A few security relations related to the interplay between PHP, JSON, JS, and Jquery

I am wondering if there are any potential security holes when running these PHP and JS functions. The array of harmful things contains things submitted by a user.

The obvious thing is < script > might get through, but I could be overlooking other security issues.

Here’s the PHP side:

$arrayOfHarmfulThings = ['an array of potentially harmful things', 'harmful_thing_2'];

$sanitizedThings = []; // create array of sanitized things to hold the output from the loop

// sanitize each user input
foreach ($arrayOfHarmfulThings as $harmfulThing) {

	$sanitizedThings[] = htmlentities($harmfulThing, ENT_QUOTES | ENT_SUBSTITUTE, 'UTF-8');
}


// json encode for server response
$jsonEncodedArray = json_encode($sanitizedThings);

Now for the JS side, assuming I have already captured the json into a variable:

var json; // holds the json returned from the server

json = JSON.parse(json)

for (key in json) {

 $('#div').append(json[key]);
}

Am I looking at any security concerns here? From testing, without using htmlentities, a user input of “< script >” was embedded in the html but was escaped with it. I am worried that the json encoder might unencode or unescape something important, or perhaps JSON.parse might. Should I be concerned? Do I need to do more than this?
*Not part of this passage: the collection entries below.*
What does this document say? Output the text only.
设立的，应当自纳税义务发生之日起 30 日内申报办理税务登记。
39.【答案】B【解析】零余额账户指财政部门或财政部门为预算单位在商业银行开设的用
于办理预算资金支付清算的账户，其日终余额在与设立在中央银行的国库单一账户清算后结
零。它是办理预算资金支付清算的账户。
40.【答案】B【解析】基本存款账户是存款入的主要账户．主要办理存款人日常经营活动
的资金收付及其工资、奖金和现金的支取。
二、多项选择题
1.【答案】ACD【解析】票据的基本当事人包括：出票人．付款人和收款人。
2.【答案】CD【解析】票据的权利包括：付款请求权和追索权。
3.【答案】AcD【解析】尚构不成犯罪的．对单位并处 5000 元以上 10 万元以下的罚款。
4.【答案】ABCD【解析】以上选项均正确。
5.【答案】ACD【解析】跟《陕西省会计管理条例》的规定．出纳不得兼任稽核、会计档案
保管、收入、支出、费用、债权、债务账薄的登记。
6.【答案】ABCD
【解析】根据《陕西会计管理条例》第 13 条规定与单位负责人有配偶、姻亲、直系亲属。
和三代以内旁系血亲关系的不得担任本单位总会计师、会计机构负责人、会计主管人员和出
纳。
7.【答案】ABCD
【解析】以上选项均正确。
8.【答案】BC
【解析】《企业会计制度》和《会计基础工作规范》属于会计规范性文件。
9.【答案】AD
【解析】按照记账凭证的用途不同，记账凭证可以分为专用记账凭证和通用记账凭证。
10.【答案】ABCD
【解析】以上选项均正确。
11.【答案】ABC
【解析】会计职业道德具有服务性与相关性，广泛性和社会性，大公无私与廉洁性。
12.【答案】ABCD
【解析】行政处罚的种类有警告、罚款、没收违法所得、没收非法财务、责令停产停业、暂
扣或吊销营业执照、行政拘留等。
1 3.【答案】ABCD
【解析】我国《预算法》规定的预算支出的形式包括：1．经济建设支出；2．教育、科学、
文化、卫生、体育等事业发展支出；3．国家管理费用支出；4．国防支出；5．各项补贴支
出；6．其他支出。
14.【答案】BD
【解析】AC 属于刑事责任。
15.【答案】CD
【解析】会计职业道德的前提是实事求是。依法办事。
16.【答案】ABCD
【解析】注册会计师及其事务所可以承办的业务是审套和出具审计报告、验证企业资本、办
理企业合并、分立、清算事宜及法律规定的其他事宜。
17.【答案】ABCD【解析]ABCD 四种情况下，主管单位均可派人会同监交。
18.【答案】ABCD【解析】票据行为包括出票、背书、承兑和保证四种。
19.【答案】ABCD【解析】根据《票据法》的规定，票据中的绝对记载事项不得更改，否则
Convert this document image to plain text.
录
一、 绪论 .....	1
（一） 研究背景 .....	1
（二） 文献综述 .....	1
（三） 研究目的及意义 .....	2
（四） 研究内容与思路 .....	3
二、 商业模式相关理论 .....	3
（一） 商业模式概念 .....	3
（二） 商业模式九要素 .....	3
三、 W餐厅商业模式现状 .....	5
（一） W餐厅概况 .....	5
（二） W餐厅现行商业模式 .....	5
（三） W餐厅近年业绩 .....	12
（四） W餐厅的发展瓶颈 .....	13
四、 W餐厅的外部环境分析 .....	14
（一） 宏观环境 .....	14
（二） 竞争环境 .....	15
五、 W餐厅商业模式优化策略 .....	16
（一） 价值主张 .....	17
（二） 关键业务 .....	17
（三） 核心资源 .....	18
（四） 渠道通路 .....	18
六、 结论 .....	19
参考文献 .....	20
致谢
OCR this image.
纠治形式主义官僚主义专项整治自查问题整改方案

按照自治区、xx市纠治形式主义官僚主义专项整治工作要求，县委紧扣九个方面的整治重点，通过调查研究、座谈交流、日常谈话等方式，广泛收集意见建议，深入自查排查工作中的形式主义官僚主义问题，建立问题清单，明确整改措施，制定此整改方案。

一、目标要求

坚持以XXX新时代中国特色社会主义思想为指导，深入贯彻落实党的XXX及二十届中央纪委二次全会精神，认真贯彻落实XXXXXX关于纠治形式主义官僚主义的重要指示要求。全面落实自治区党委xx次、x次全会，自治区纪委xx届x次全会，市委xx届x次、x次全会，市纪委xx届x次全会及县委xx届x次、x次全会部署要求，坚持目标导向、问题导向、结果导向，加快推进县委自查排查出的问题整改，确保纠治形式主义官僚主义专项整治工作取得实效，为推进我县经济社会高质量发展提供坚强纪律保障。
htmlentities doesn’t sanitise anything - it just destroys data for any use other than outputting as HTML - you should only ever use ut when echoing outpput into HTML.

Use the PHP sanitiising filters for sanitising input.

You should also look into using CSP headers to prevent any inline CSS and JavaScript from being allowed - that will block many client side injection techniques.

You are right that htmlentities doesn’t sanitize except to encode things for display in html, but I mean to echo the user input in the html. (I’m not putting this user input into a database, I should have said that.)

Is there another specific PHP sanitizing filter you could recommended here? A use case would be a simple program that asks, “What is your name?” and then appends it to the page with jquery using the code path specified above. Before I added htmlentities, < script > would have gotten through, so I am trying to secure the entire code path, but I don’t have a lot of security knowledge.

I didn’t know about CSP headers so I have a lot of reading to do there. Thanks for pointing it out to me.

(In all my posts < script > without the spaces prevents the rest of the text from loading, so consider it without the spaces.)

It can be useful to figure out just what you are trying to protect. If you are trying to protect the user from themself, then that cannot be done other than with judicious use of an undo feature.

If instead you are trying to protect the server-side from effects of the user, that can be an easier approach to take.

The final challenge is protecting a user from the impact of other users, which is the most difficult one to resolve but is reliably dealt with by the use of what has already been mentioned here.

I am trying to protect a user from the impact of other users. To extend the example, a user’s name could be placed in the html shown to another user. This might contain malicious code of some kind I can’t anticipate due to a lack of security knowledge.

Is dealing with this a matter of the CSP headers @felgall mentioned or is there some additional sanitization needed?

[quote=“Torite, post:5, topic:231563, full:true”]
I am trying to protect a user from the impact of other users. To extend the example, a user’s name could be placed in the html shown to another user. This might contain malicious code of some kind I can’t anticipate due to a lack of security knowledge.[/quote]

That’s something that people in the PHP forum can better advise you with.

This Content Security Policy headers article is a good place to gain lots of good detail in regard to that, and are settings that are also applied on the server side.